Wood beams can give your home an amazing look. They’re strong, elegant, and even though wood has been used for centuries to build homes, it has never gone out of style. Today, timber is often cut by machine, which gives it a different look than wood that has been hand hewn. However, authentic and finest hewn beams are often preferred.
Why would you want to use hand hewn timber instead of machine cut timber? It has a different, rough quality to it that looks great. Many of them are also antique, meaning they are over 100 years old, and they’ve been reclaimed from older buildings and reused over and over.
How can you tell what wood is hand hewn and which has been cut with mechanical log cutters?
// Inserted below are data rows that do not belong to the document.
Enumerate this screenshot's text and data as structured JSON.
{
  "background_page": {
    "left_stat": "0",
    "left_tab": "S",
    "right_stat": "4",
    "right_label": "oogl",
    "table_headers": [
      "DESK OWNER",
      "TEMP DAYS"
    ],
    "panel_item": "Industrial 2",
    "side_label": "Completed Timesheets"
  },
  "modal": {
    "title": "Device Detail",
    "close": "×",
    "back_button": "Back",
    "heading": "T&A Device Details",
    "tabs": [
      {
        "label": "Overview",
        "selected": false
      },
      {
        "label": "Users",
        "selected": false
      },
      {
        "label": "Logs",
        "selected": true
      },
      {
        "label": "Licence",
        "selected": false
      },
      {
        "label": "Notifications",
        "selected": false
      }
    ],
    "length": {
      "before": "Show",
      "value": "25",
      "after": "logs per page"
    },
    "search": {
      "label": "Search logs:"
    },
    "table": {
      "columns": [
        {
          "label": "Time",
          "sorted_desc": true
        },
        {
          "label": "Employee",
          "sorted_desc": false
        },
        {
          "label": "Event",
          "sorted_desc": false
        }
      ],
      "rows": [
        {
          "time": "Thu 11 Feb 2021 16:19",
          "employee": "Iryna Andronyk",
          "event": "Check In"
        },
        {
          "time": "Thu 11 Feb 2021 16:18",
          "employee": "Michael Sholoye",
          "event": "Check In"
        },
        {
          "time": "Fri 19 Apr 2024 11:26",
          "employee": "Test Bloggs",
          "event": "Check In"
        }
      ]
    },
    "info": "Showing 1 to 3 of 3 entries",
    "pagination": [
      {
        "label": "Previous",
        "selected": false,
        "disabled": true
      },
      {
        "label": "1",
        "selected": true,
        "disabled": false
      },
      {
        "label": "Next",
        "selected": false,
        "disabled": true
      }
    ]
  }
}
Here are a few different ways of determining whether a beam is hand hewn.
Examine the Beam in Good Light
First, put the beam in full, natural light so you can see all of the patterns of the grain. Wood that’s been hand hewn won’t have the same patterns on it. If you’re buying wood, look at some of the stock before picking out your beams. For originals, the patterns and markings on it will be unique. Other things to look for include close grained patterns. Wood cut by machine or by chainsaw will have an open grain. The presence of detailed carvings also indicates that the wood was hand hewn. If the wood is a part of a structure, you may have to bring in other lights or climb a ladder to get close enough to the beam to examine it.
Look for Marks of an Ax or Adz
An adz is a type of tool that was traditionally used to create timbers and beams. If a timber is hand hewn, you’ll be able to see the gouge marks from where this tool was used. You’ll also be able to tell where an axe was used to cut the limb. The marks from a mechanical log cutter are very different and can be easily identified by someone who knows exactly what to look for.
Test the Weight
If you can, try to pick up the beam. Hand hewn timbers are much heavier than modern ones. Of course, this method only works if the beams are free.
Check the Edges of the Timber
Another difference between timber cut by hand and timber cut by machine is that machines leave sharp edges. Feel the edges to see if they’re sharp. Genuine wood will also not be perfectly straight, while machine cut ones will. If the beam has straight corners at perfect right angles, it wasn’t cut by hand.
Checking Reclaimed Wood
This form of wood is often reclaimed from older buildings and reused. This wood, especially if it’s really old, may look and feel a little different. It will be very smooth to the touch after years of use, and even the marks from the axe and adz may have disappeared. The best way to check if reclaimed wood was hand hewn is to examine the straightness of the beam and its corners or to test its weight. Of course, if you know when the building the wood came from was built, you can often determine if a machine was used since machine logging has only been used in felling trees since the 1970s.
Using Hand Hewn Wood in Your Home
They are a good choice if you want your home to have a historical or natural feel to it. Their unique characteristics give your home a classic look, and if you ever want to sell, they will add a lot to the value, as well. In addition to using such beams in the construction of your home, you may also want to purchase furniture made out of them. Tables, chairs, bookshelves, bed frames, and many other items can be made from this type of wood. Naturally, expect to pay more for this type of furniture; especially furniture that’s in excellent condition.